BofA's latest report delves into the variances in investment flows that have shaped the trajectory of the USD this year. Unlike the previous year, where there was a distinct and unanimous thrust towards USDEM FX buying up to 3Q, this year's narrative is marked by more diverse regional attitudes.
Evolving Regional Patterns: This year's investment backdrop lacks the unified theme of the previous year. BofA's investors, regardless of region, have largely divested from EUR and CHF. Beyond this, the consensus ends.
Differing Stances on USD and LatAm FX: Investors based in Asia have been the primary propellants behind the USD and LatAm FX. In contrast, AMRS investors have approached these currencies with caution.
Contrasting Views on JPY and GBP: JPY has found favor with AMRS and EMEA investors, but Asian investors have divested. The GBP, which faced a significant sell-off from EMEA investors last year, has seen a resurgence in buying this year.
Varied Sentiments on EM FX: AMRS investors have exhibited an inclination towards EM FX across all regions (with a reduced emphasis on LatAm). EMEA investors, on the other hand, have majorly divested, while Asian investors have leaned into LatAm but pulled away from EMEA EM.
Driving Forces of the Recent USD Rally: The recent ascendancy of the USD can largely be attributed to the efforts of EMEA and Asian investors.
Hedge Funds and Real Money Alignment: Intriguingly, the chief regional "biases" this year echo across both Hedge Funds and Real Money, indicating a potentially coordinated investment approach or shared sentiment.

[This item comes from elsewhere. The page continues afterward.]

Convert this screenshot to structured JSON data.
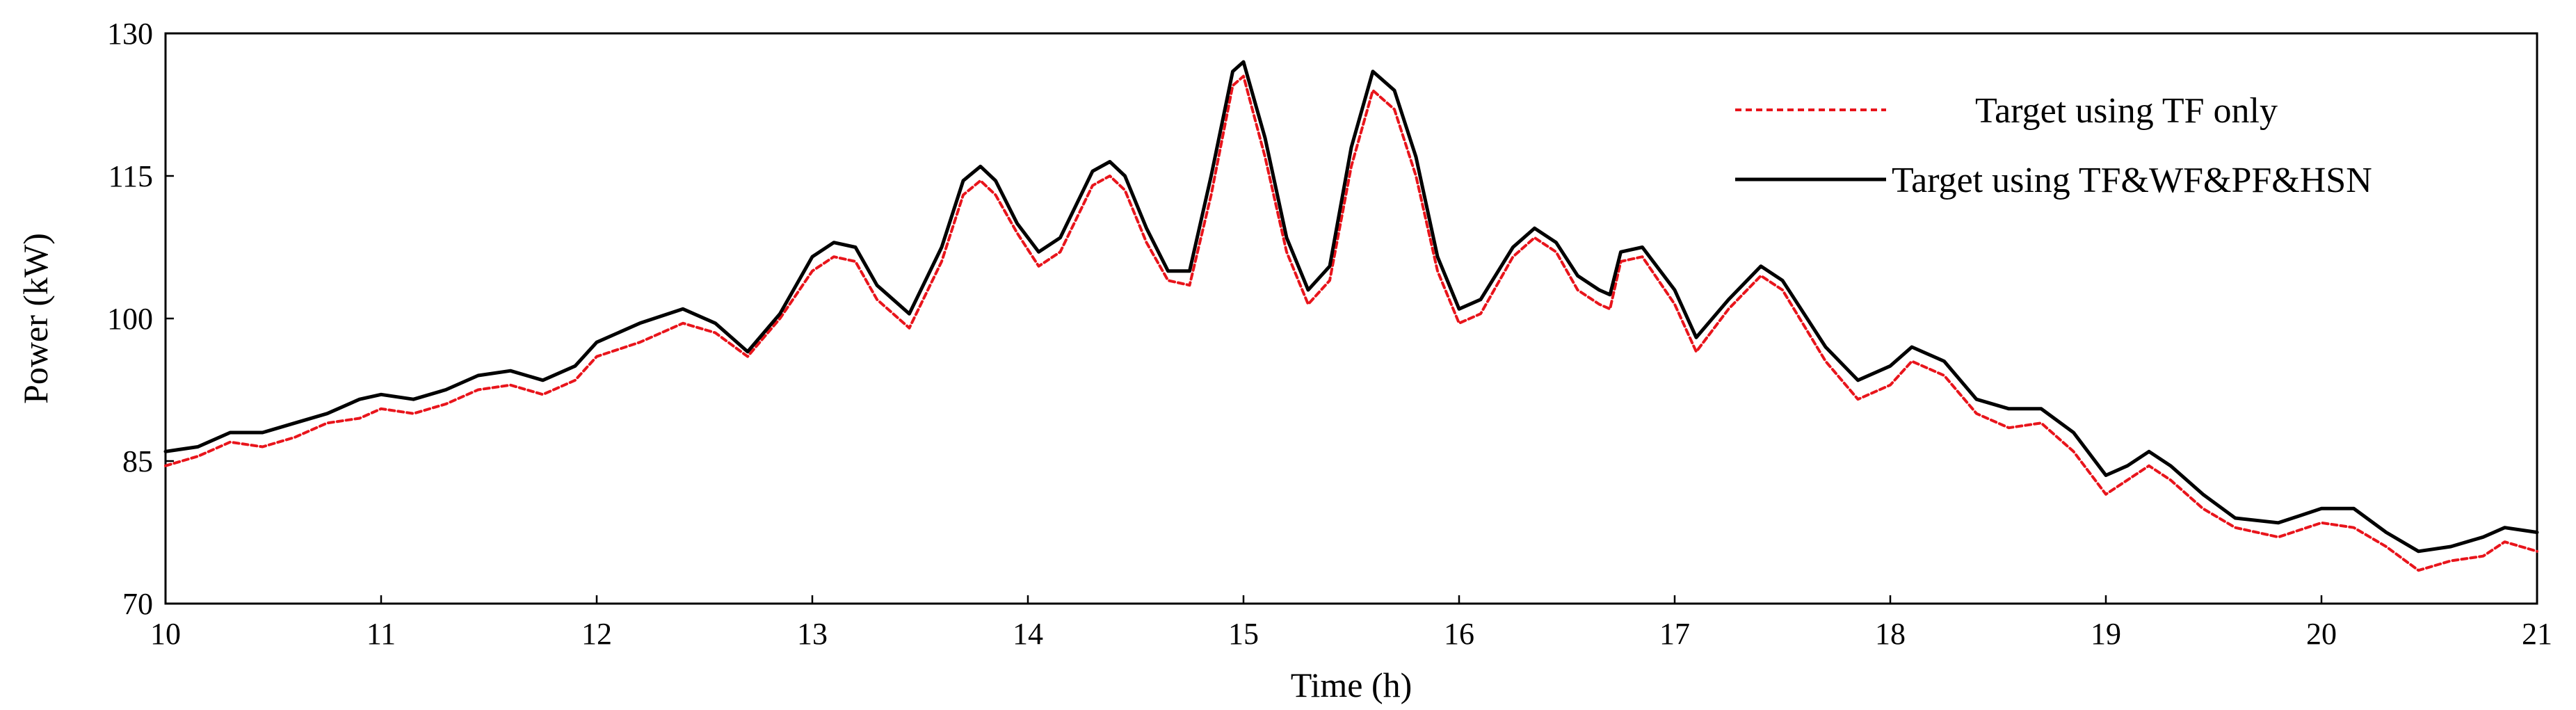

BofA’s examination underscores the complexities of this year's regional flows behind the USD's performance. While 2022 was marked by a uniform sentiment, 2023 presents a mosaic of regional perspectives, making the prediction and understanding of currency trajectories a nuanced affair. Investors need to remain vigilant to the intricacies of regional flows to navigate the evolving landscape effectively.